What are you talking about totalitarianism for?
Have you read what I have said?
To me the key point is the observation you make above.
The IEA IS lobbying.
Charities lobby, as do Councils (my Finance Director lobbies the Government frequently with colleagues about policy). As you say this is legitimate.
But to call lobbying research (something that should be peer reviewed independently and triangulated etc.,) is a plain fraud in my view.
In the documentary ‘ Inside Job’ the payment of self interested so-called economists writing in support of dodgy financial ideas and practices is laid bare and well worth a look.
Unfortunately for the people who live in places such as Jersey where finance activities dominate – such sponsoring and distortion of information, makes it very difficult to know what to believe or how to respond. There is simply not a balanced discussion because the pro finance view has total dominance and there can be virtually no local “opposition.”
It is useful of course that people discuss such matters outside these small places but they do not generally engage with the resident populations.
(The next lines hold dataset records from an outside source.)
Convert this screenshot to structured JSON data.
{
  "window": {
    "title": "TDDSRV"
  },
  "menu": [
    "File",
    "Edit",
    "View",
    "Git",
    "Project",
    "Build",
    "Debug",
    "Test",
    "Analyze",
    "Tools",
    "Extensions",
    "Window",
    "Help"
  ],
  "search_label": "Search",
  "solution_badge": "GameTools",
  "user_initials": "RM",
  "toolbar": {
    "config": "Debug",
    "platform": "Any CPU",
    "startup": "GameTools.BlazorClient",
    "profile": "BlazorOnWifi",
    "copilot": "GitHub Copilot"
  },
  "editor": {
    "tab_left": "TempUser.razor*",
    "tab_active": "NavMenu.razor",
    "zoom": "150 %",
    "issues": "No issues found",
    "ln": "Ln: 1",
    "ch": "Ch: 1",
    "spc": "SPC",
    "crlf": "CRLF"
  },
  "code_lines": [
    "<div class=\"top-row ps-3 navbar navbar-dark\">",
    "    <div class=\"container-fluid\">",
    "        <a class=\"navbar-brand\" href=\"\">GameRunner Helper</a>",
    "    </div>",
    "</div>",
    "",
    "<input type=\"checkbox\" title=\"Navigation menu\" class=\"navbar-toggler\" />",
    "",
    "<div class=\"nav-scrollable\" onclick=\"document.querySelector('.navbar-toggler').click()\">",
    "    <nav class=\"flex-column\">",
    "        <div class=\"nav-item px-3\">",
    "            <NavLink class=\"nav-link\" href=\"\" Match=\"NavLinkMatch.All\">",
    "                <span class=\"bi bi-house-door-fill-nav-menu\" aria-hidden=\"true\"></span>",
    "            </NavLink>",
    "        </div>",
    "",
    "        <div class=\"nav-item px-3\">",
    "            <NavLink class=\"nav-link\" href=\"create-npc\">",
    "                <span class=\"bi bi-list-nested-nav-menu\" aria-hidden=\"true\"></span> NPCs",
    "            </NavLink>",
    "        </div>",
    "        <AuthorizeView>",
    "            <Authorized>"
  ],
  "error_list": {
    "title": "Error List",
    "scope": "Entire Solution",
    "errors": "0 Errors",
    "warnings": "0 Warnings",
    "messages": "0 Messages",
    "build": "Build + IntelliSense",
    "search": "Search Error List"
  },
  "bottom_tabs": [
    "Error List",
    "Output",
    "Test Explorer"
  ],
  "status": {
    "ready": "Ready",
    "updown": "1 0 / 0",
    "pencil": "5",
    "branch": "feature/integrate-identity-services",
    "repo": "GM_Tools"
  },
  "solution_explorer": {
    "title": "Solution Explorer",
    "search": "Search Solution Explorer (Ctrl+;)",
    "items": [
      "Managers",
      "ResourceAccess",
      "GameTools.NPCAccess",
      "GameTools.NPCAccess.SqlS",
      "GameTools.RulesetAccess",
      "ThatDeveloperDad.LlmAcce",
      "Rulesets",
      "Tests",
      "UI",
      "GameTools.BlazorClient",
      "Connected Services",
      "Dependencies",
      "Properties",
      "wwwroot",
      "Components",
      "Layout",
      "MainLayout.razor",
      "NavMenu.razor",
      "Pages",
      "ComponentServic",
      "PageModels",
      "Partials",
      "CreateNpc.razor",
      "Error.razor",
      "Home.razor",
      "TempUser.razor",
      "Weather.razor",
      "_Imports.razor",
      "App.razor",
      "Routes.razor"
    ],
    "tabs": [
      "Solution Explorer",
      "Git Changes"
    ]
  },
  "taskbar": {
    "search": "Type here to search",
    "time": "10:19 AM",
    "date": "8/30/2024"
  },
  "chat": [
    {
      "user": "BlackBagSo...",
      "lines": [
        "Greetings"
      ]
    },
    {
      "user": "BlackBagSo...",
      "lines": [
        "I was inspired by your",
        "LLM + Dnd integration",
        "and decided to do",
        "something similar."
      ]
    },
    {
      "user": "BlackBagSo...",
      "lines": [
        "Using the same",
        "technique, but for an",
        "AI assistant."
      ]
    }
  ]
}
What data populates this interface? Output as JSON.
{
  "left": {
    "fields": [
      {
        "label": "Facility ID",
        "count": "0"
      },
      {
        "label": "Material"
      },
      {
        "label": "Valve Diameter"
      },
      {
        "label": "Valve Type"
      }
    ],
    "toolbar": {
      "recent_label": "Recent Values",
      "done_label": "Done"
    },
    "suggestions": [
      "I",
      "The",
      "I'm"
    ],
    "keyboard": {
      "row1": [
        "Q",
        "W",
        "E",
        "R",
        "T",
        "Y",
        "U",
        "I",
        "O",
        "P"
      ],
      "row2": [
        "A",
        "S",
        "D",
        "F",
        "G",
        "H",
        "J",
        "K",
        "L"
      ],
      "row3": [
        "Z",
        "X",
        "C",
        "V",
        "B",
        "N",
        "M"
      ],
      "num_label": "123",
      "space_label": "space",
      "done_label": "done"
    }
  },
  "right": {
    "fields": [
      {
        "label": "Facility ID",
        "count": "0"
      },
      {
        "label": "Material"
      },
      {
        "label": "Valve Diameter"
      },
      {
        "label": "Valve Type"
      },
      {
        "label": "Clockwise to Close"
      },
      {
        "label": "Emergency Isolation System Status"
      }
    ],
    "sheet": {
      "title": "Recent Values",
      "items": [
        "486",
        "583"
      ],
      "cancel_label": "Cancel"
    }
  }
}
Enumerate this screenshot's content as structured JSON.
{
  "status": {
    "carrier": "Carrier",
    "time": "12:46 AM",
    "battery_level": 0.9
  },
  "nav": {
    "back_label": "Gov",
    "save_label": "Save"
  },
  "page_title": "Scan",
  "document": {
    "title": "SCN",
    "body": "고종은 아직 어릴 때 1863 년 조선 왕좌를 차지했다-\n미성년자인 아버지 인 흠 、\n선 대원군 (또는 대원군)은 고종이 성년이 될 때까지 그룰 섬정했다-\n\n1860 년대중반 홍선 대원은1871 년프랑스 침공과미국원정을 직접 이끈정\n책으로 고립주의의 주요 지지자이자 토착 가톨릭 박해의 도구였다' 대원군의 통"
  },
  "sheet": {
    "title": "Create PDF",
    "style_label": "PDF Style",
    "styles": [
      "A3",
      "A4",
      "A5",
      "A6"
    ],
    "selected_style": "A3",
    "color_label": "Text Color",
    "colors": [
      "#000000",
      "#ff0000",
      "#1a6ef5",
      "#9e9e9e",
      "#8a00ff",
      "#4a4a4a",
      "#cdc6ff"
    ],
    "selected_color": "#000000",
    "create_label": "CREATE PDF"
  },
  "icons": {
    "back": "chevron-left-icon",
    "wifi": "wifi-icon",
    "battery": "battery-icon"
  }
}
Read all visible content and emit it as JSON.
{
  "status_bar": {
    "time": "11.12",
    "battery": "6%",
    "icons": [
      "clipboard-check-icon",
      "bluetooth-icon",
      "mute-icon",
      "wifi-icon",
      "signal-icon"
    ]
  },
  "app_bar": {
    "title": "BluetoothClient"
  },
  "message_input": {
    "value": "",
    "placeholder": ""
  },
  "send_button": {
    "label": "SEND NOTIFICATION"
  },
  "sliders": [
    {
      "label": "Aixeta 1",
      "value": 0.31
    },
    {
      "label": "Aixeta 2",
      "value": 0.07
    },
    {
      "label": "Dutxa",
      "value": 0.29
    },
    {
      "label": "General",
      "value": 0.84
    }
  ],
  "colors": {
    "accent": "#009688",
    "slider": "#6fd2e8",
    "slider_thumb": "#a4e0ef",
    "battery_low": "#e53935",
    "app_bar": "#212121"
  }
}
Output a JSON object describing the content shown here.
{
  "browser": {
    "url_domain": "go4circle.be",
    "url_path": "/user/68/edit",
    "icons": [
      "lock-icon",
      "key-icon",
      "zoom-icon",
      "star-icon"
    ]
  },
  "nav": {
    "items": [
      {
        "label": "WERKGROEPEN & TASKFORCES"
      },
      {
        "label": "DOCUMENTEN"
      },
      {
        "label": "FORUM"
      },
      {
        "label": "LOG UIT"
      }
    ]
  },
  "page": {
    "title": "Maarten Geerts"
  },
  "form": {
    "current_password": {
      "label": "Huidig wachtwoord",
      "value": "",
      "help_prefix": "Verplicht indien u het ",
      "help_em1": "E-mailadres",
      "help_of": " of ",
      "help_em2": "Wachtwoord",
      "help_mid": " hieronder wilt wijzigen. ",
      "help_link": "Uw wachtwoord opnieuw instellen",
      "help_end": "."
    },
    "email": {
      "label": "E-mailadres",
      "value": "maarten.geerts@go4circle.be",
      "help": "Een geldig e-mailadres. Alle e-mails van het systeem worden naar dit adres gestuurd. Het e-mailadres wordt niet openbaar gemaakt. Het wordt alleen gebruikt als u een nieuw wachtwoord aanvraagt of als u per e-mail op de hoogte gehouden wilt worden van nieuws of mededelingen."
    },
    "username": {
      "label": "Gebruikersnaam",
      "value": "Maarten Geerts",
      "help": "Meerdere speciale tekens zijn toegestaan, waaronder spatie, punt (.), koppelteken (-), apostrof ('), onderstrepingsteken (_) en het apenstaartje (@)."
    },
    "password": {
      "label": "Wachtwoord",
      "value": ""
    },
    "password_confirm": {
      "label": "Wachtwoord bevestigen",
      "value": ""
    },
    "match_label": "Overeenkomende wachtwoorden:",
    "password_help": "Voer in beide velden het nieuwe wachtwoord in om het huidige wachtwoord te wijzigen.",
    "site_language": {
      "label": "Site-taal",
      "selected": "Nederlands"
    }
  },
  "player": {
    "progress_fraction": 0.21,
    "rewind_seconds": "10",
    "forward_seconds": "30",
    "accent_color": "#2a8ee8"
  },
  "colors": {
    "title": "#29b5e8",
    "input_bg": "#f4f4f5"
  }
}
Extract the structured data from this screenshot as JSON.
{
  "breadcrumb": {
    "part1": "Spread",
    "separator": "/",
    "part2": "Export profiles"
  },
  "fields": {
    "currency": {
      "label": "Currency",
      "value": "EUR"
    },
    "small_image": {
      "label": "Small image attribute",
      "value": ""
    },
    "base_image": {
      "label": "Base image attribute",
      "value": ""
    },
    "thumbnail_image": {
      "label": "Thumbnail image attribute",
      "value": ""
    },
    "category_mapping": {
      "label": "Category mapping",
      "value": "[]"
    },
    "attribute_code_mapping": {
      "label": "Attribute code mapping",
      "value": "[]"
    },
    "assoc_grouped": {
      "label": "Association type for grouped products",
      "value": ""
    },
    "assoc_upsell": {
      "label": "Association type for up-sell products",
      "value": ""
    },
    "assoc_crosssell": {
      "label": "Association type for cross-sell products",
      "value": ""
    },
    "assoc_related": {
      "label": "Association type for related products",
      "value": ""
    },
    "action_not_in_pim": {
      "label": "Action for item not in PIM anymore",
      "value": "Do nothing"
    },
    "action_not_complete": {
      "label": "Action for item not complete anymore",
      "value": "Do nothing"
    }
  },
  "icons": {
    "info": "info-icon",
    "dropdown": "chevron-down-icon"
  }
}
Anybody who speaks against finance activities is slapped down locally so that the voice of dissent can never originate and become effective and of course so far as the Crown Dependencies are concerned they are traditionally very conservative places.
So keep up the good campaigning work but spare a thought for the residents who have to live with the finance sector and to “chew their chains in silence.”
I know some of those residents Mike
I feel the pain
I’m sure the poverty stricken amongst us, who skip meals, fear Christmas and dread the postman delivering yet another demand that won’t be paid, can at least take some consolation in the existence of these tax havens.